Je fermai les yeux un instant, me concentrant pour éteindre notre lien, ce fil invisible qui nous reliait. Ma louve, protectrice, se tenait en travers de ce lien, formant une barrière impénétrable. Il ne pouvait pas me contacter, ni savoir où je me trouvais. C'était une décision difficile, mais nécessaire. Je ne voulais plus être vulnérable à ses manipulations.

Une vague de tristesse m'envahit, et je voulais pleurer, pleurer de ma naïveté, de ma stupidité. Je m'étais donnée à lui, corps et âme, croyant en un amour sincère, en une connexion profonde. Mais à présent, je réalisais avec amertume qu'il n'avait fait que se jouer de moi, exploitant mes sentiments pour ses propres fins.

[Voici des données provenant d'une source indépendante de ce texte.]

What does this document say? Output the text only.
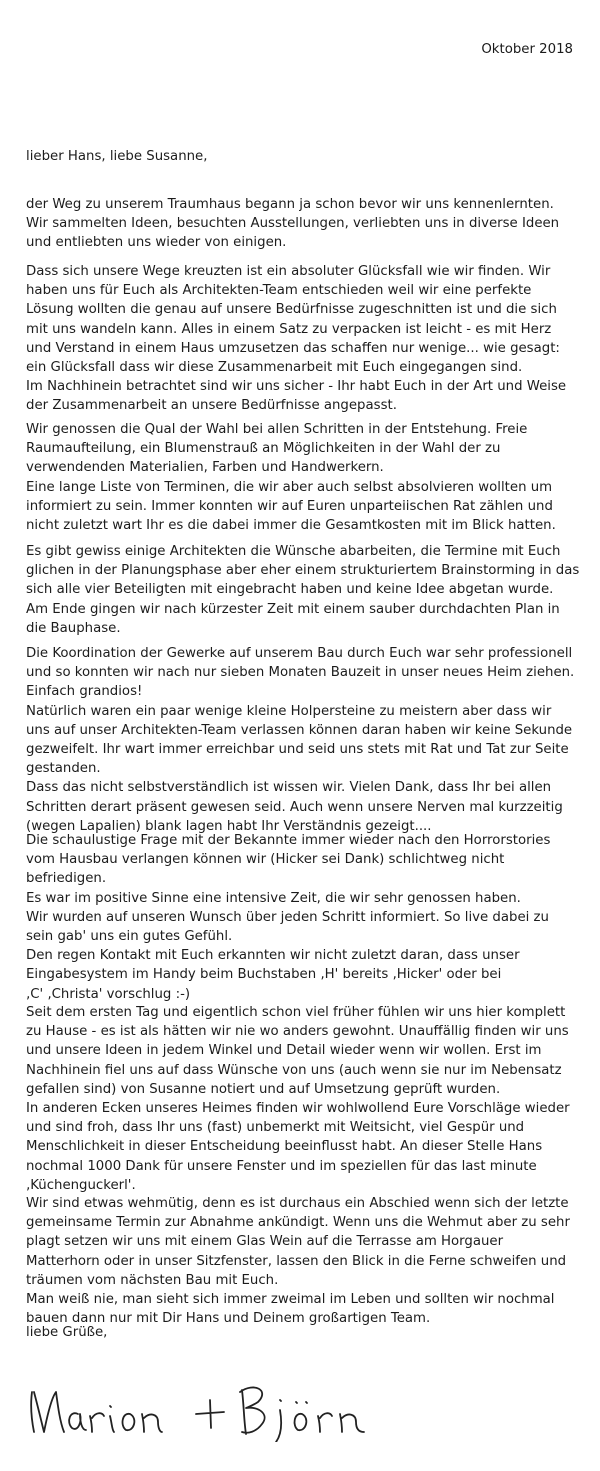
Oktober 2018
lieber Hans, liebe Susanne,
der Weg zu unserem Traumhaus begann ja schon bevor wir uns kennenlernten.
Wir sammelten Ideen, besuchten Ausstellungen, verliebten uns in diverse Ideen
und entliebten uns wieder von einigen.
Dass sich unsere Wege kreuzten ist ein absoluter Glücksfall wie wir finden. Wir
haben uns für Euch als Architekten-Team entschieden weil wir eine perfekte
Lösung wollten die genau auf unsere Bedürfnisse zugeschnitten ist und die sich
mit uns wandeln kann. Alles in einem Satz zu verpacken ist leicht - es mit Herz
und Verstand in einem Haus umzusetzen das schaffen nur wenige... wie gesagt:
ein Glücksfall dass wir diese Zusammenarbeit mit Euch eingegangen sind.
Im Nachhinein betrachtet sind wir uns sicher - Ihr habt Euch in der Art und Weise
der Zusammenarbeit an unsere Bedürfnisse angepasst.
Wir genossen die Qual der Wahl bei allen Schritten in der Entstehung. Freie
Raumaufteilung, ein Blumenstrauß an Möglichkeiten in der Wahl der zu
verwendenden Materialien, Farben und Handwerkern.
Eine lange Liste von Terminen, die wir aber auch selbst absolvieren wollten um
informiert zu sein. Immer konnten wir auf Euren unparteiischen Rat zählen und
nicht zuletzt wart Ihr es die dabei immer die Gesamtkosten mit im Blick hatten.
Es gibt gewiss einige Architekten die Wünsche abarbeiten, die Termine mit Euch
glichen in der Planungsphase aber eher einem strukturiertem Brainstorming in das
sich alle vier Beteiligten mit eingebracht haben und keine Idee abgetan wurde.
Am Ende gingen wir nach kürzester Zeit mit einem sauber durchdachten Plan in
die Bauphase.
Die Koordination der Gewerke auf unserem Bau durch Euch war sehr professionell
und so konnten wir nach nur sieben Monaten Bauzeit in unser neues Heim ziehen.
Einfach grandios!
Natürlich waren ein paar wenige kleine Holpersteine zu meistern aber dass wir
uns auf unser Architekten-Team verlassen können daran haben wir keine Sekunde
gezweifelt. Ihr wart immer erreichbar und seid uns stets mit Rat und Tat zur Seite
gestanden.
Dass das nicht selbstverständlich ist wissen wir. Vielen Dank, dass Ihr bei allen
Schritten derart präsent gewesen seid. Auch wenn unsere Nerven mal kurzzeitig
(wegen Lapalien) blank lagen habt Ihr Verständnis gezeigt....
Die schaulustige Frage mit der Bekannte immer wieder nach den Horrorstories
vom Hausbau verlangen können wir (Hicker sei Dank) schlichtweg nicht
befriedigen.
Es war im positive Sinne eine intensive Zeit, die wir sehr genossen haben.
Wir wurden auf unseren Wunsch über jeden Schritt informiert. So live dabei zu
sein gab' uns ein gutes Gefühl.
Den regen Kontakt mit Euch erkannten wir nicht zuletzt daran, dass unser
Eingabesystem im Handy beim Buchstaben ‚H' bereits ‚Hicker' oder bei
‚C' ‚Christa' vorschlug :-)
Seit dem ersten Tag und eigentlich schon viel früher fühlen wir uns hier komplett
zu Hause - es ist als hätten wir nie wo anders gewohnt. Unauffällig finden wir uns
und unsere Ideen in jedem Winkel und Detail wieder wenn wir wollen. Erst im
Nachhinein fiel uns auf dass Wünsche von uns (auch wenn sie nur im Nebensatz
gefallen sind) von Susanne notiert und auf Umsetzung geprüft wurden.
In anderen Ecken unseres Heimes finden wir wohlwollend Eure Vorschläge wieder
und sind froh, dass Ihr uns (fast) unbemerkt mit Weitsicht, viel Gespür und
Menschlichkeit in dieser Entscheidung beeinflusst habt. An dieser Stelle Hans
nochmal 1000 Dank für unsere Fenster und im speziellen für das last minute
‚Küchenguckerl'.
Wir sind etwas wehmütig, denn es ist durchaus ein Abschied wenn sich der letzte
gemeinsame Termin zur Abnahme ankündigt. Wenn uns die Wehmut aber zu sehr
plagt setzen wir uns mit einem Glas Wein auf die Terrasse am Horgauer
Matterhorn oder in unser Sitzfenster, lassen den Blick in die Ferne schweifen und
träumen vom nächsten Bau mit Euch.
Man weiß nie, man sieht sich immer zweimal im Leben und sollten wir nochmal
bauen dann nur mit Dir Hans und Deinem großartigen Team.
liebe Grüße,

Il m'avait tout pris, chaque fragment de moi, chaque espoir que j'avais nourri. Même ce moment tant attendu, celui où j'aurais enfin pu connaître ma louve, cette part de moi qui sommeillait en moi, il me l'avait enlevé. C'était un instant que j'avais imaginé des milliers de fois, un moment de révélation et de puissance, où je me serais enfin sentie complète, en harmonie avec ma véritable nature.

Mais à la place, je me retrouvais dépossédée, trahie par celui en qui j'avais placé ma confiance. Je me sentais comme une coquille vide, errant dans la forêt, chaque pas résonnant avec la douleur de ce qui aurait pu être.

Épuisée, tant physiquement que mentalement, je cherchai un endroit où me reposer, un refuge temporaire. Mes muscles étaient tendus, chaque pas me coûtant un effort considérable. Je n'avais nulle part où aller, aucune destination en tête, juste un besoin désespéré de fuir la douleur qui me rongeait.

Je me frayai un chemin à travers les sous-bois, mes sens en alerte, mais je ne cherchais pas à fuir les dangers extérieurs. Non, c'était la douleur intérieure qui me poussait à chercher un abri. Finalement, je découvris une petite clairière, entourée d'arbres. Leurs branches s'étendaient comme des bras protecteurs, et je me laissai tomber contre le tronc d'un vieux chêne, le cœur lourd.

L'odeur de la terre humide et des feuilles fraîches m'apaisa légèrement. Je fermai les yeux, essayant de chasser les pensées sombres qui m'assaillaient et je finis par m'endormir, brisée.

֎

— Elle est là ! cria une voix masculine, brisant le silence de la forêt.

Je me relevai en sursaut, le cœur battant à tout rompre. Mes sens s'éveillèrent instantanément, et ma vision s'ajusta, me permettant de distinguer les silhouettes familières des Amarokić qui m'entouraient. L'adrénaline affluait dans mes veines, me préparant à toute éventualité.

— Surprenant, dit Renan, un sourire amusé sur le visage, mais ses yeux trahissaient une curiosité sincère.

— C'est fou, on dirait Sina.

Je les regardai, mes émotions se bousculant en moi. Ma louve, toujours présente, se renforçait, méfiante. Je pouvais sentir son instinct protecteur s'éveiller, une vague de prudence m'envahissant. Je pris une profonde inspiration, tentant de me calmer.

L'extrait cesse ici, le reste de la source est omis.